What does your live setup look like, and what do you bring with you when you travel for an extensive tour?
I’ve become mainly a studio rat these days, but one of my goals in the next few years is to get enough of a grasp on Ableton to flesh out a live set. Making music in solitude is rewarding, but it can also be lonely. I’d like to take these sounds out into the real world and into my own community. It would be nice for the songs to exist outside of streaming platforms exclusively.

What is the most important environmental aspect of your current workspace, and what would be a particular element that you would improve on?
I think everyone does what works best for them, but it’s always been super important to me to feel comfortable in my creative space. I’d put comfort and “vibe” above gear in terms of importance with my creative flow. I like to have plants and random toys, and Lego sets around! I suppose it just reminds me that music is supposed to be playful and fun. I also live near a beautiful wilderness and recreation area in Missoula, Montana. This is where I go to clear my head or to just get out of the studio for a few. The landscape around here is awe-inspiring, so I try to get out of the studio whenever I can. I think taking breaks actually helps my creativity in the long run. I definitely need to get out in the sun more!

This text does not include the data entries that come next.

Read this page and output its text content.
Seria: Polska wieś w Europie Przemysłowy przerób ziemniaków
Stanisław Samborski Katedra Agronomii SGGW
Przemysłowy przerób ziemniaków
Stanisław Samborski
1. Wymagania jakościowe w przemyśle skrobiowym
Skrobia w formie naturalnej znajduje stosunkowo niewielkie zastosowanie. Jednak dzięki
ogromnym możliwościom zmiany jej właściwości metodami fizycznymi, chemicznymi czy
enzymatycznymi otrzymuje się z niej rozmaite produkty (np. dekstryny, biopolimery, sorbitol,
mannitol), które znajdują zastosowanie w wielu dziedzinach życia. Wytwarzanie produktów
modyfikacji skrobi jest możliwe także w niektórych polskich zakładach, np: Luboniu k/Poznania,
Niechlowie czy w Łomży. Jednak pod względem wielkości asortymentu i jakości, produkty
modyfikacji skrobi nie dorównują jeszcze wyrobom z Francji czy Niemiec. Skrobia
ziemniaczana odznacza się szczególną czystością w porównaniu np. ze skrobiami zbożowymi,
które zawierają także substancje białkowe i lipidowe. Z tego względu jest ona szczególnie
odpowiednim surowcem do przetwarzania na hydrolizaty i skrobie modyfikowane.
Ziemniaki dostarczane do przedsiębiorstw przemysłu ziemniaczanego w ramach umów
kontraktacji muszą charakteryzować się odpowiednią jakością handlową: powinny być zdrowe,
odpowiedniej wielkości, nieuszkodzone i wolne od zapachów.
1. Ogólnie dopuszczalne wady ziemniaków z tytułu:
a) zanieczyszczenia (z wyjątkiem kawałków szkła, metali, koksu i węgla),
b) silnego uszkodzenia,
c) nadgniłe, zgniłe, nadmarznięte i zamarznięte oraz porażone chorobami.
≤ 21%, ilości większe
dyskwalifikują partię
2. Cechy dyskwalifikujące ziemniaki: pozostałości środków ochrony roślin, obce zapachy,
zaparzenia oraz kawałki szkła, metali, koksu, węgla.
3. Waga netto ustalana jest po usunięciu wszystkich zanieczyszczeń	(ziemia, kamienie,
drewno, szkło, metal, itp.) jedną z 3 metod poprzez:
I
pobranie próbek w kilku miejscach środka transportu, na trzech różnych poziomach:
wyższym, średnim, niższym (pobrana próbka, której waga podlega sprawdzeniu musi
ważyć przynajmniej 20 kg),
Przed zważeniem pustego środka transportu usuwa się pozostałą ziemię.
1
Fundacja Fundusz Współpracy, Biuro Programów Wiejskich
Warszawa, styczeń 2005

What can you tell us about your overall process of composition? How are the ideas born, where do they mature, and when do they finally see the light?
Experimentation is key! A spark might happen from using a piece of gear or a software plugin in an unconventional way. If I’m in a good creative flow state, I roll with it for as long as I can until I lose perspective on what I’m doing. Then I’ll circle back the next day or the next week to see if it still holds up for me emotionally. If the idea still piques my interest and I still have a strong emotional response to it, I’ll move forward to the next phase of the process. This next phase is more technical as I’m fleshing out the arrangement and dialling in the mix. The track will finally see the light when I feel like I can’t make any more changes within my abilities to make it better. I find that stripping elements away usually reveals something to me. I believe the essence of the track will present itself naturally through this workflow.

After the piece is complete, how do you audition the results? What are your reactions to hearing your music in a different context, setting, or a sound system?
I think referencing multiple sources is invaluable. It’s sort of a good “reality check” for me to hear my music in less-than-ideal situations. I generally use basic wired apple headphones to check mixes as well as references in my car. I’ll also send mixes to musician friends and producers to get constructive feedback on a track. It always helps to have an extra pair of ears!

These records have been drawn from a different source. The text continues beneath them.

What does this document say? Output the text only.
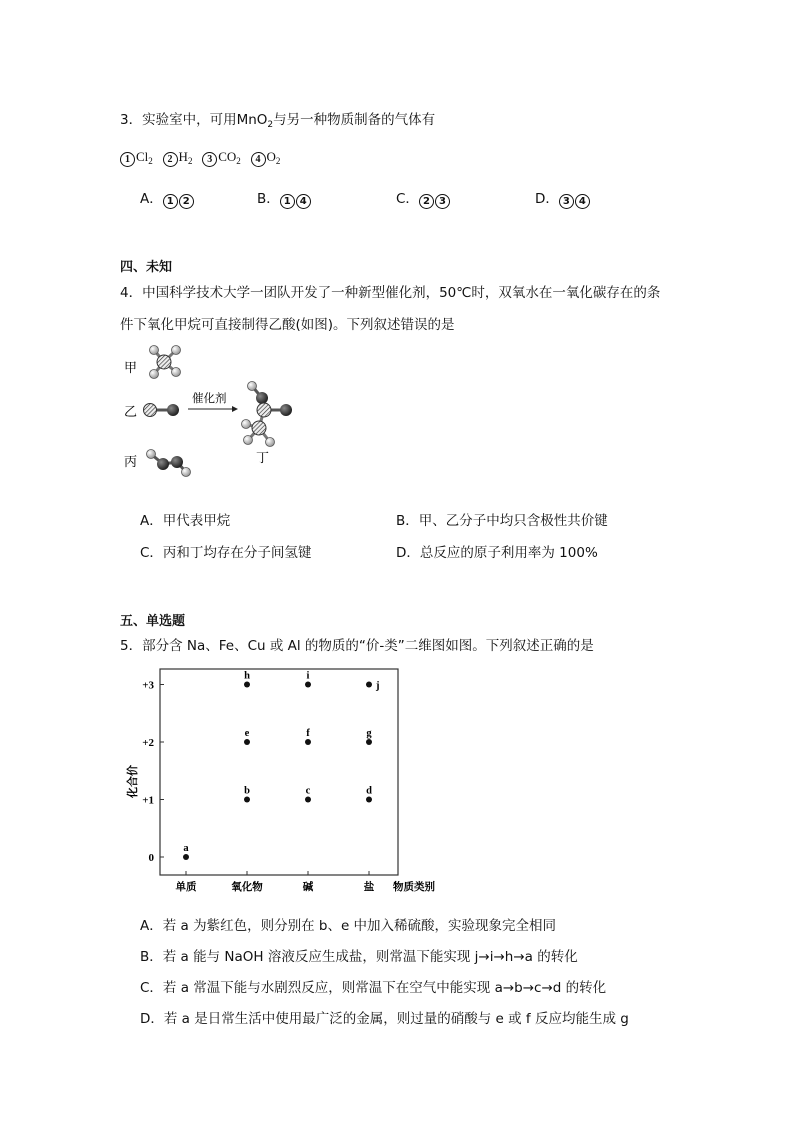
3．实验室中，可用MnO$_2$与另一种物质制备的气体有
1 $Cl_2$ 2 $H_2$ 3 $CO_2$ 4 $O_2$
A． 1 2	B． 1 4	C． 2 3	D． 3 4
四、未知
4．中国科学技术大学一团队开发了一种新型催化剂，50℃时，双氧水在一氧化碳存在的条
件下氧化甲烷可直接制得乙酸(如图)。下列叙述错误的是
甲
乙
催化剂
丙	丁
A．甲代表甲烷	B．甲、乙分子中均只含极性共价键
C．丙和丁均存在分子间氢键	D．总反应的原子利用率为 100%
五、单选题
5．部分含 Na、Fe、Cu 或 Al 的物质的“价-类”二维图如图。下列叙述正确的是
化合价
物质类别
+3
+2
+1
0
单质	氧化物	碱	盐
a
b	c	d
e	f	g
h	i
j
A．若 a 为紫红色，则分别在 b、e 中加入稀硫酸，实验现象完全相同
B．若 a 能与 NaOH 溶液反应生成盐，则常温下能实现 j→i→h→a 的转化
C．若 a 常温下能与水剧烈反应，则常温下在空气中能实现 a→b→c→d 的转化
D．若 a 是日常生活中使用最广泛的金属，则过量的硝酸与 e 或 f 反应均能生成 g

Do you ever procrastinate? If so, what do you usually find yourself doing during those times?
I find myself procrastinating when I’m working on my own music. If there’s no deadline, it’s easy to push things off. That’s why I enjoy collaborating with other artists. I think I benefit from the accountability aspect of collaboration. Showing up for someone else really gets me fired up to put in hard work to finish a project in a timely manner.

What gets you inspired?
Friends, family, movies, nature, photography. This list goes on!

And finally, what are your thoughts on the state of “electronic music” today?
I think electronic music (and music in general) is in a beautiful state right now. The barriers to entry are so low now that just about anyone can express themselves through sound. Resources for learning are plentiful, and the internet makes collaborating easier than ever. It’s all a beautiful thing, and I’m happy to be a part of it!